Saya tidak mau menjadi seorang yang menghakimi, melebeli seseorang dengan
istilah atau panggilan yang buruk.. Sampai sekarang saya masih berpikir istilah
apa yang pantas untuk menyebut seorang
wanita yang mau-maunya meladeni seorang lelaki yang sudah mempunyai hubungan
dengan wanita lain, tanpa menyakiti atau menyinggung perasaan wanita
tersebut.. Any idea? Akhirnya..
Tulisan ini adalah tentang wanita itu.
Saya pernah berada
diposisi itu, beberapa masa menuntun saya untuk jadi wanita seperti itu.. Jadi
wanita yang didekati oleh seorang lelaki yang have a relationship dengan wanita atau sebutlah.. Istri orang lain.

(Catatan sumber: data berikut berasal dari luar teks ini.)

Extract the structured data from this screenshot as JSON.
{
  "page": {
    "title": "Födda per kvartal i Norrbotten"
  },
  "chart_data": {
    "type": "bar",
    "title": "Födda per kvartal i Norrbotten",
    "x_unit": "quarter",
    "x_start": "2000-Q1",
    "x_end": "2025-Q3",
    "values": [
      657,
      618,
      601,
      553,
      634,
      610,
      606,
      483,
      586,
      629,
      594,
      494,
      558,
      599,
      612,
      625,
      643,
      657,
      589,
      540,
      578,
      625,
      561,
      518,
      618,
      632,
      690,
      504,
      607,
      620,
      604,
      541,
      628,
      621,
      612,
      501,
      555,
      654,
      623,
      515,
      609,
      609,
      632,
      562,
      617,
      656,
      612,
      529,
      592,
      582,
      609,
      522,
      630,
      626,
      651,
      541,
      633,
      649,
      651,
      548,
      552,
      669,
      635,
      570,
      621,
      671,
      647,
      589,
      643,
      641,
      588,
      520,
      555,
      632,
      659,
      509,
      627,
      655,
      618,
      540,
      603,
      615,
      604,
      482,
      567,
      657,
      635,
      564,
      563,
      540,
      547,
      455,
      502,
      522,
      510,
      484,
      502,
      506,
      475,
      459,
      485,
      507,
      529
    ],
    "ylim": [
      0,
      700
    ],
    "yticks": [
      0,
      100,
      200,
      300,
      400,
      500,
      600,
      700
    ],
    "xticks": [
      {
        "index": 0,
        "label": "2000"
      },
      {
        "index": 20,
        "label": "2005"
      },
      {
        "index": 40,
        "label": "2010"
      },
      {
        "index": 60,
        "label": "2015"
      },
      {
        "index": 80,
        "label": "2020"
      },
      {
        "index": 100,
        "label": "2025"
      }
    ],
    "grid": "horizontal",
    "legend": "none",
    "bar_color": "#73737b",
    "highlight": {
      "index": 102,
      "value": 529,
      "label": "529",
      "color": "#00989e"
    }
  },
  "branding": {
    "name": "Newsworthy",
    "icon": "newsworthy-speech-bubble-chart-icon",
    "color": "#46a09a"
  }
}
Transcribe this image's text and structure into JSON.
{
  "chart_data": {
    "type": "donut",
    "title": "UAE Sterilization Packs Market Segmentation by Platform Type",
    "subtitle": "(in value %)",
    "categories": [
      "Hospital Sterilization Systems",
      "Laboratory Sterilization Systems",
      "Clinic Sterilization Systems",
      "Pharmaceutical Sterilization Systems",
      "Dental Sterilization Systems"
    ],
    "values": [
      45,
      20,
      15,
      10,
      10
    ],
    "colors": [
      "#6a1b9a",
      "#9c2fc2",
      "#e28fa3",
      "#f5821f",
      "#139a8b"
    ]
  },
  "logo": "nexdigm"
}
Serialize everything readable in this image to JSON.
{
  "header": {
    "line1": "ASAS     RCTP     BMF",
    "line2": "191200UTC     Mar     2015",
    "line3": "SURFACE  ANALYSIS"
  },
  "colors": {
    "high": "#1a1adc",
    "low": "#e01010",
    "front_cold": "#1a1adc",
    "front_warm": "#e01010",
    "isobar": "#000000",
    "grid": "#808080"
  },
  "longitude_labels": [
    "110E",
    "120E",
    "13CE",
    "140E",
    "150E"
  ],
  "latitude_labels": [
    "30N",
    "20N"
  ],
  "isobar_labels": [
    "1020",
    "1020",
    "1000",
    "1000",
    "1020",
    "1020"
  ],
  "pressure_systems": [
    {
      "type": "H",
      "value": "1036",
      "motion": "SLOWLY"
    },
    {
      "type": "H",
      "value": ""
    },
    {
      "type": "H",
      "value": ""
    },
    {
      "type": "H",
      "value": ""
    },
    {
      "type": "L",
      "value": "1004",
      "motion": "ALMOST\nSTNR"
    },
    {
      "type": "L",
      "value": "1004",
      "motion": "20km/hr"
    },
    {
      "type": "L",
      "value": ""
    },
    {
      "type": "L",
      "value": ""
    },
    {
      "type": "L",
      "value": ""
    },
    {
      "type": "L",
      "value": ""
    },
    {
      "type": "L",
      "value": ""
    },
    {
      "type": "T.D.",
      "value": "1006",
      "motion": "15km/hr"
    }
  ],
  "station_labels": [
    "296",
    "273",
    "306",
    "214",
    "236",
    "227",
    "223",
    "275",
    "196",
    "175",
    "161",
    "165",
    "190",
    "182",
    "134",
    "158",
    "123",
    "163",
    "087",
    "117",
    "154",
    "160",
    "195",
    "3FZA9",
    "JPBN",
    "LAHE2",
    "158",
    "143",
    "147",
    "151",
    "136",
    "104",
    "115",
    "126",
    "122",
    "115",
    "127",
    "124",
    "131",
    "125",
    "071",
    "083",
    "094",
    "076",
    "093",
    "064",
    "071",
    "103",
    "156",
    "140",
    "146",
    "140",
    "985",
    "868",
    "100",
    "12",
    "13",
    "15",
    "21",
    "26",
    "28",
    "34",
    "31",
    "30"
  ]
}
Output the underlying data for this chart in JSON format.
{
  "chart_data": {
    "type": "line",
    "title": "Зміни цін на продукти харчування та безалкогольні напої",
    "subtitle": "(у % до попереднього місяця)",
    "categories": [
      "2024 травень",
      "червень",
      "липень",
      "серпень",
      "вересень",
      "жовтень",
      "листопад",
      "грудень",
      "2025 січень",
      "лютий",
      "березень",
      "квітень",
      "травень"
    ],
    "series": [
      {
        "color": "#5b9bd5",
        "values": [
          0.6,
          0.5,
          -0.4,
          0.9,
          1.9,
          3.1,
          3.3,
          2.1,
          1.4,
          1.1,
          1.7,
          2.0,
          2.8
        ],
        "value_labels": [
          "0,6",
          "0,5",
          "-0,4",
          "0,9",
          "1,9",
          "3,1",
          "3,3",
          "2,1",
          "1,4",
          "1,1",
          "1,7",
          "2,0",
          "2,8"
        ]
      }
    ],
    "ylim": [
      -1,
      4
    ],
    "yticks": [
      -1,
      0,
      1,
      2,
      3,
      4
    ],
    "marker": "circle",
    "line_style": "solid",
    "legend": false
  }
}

Lebih dari lima kali, enam, delapan atau sepuluh? Entahlah.. Tapi yang paling
saya ingat ada tiga masa yang sampai sekarang saya jadikan sebagai pengingat
dan warning besar buat saya.
Yang pertama adalah
masa ketika saya masih “bau kencur”, kelas satu SMA. Pada saat itu saya ingin
sekali merasakan hal yang namanya “pacaran”, seperti teman saya kebanyakan.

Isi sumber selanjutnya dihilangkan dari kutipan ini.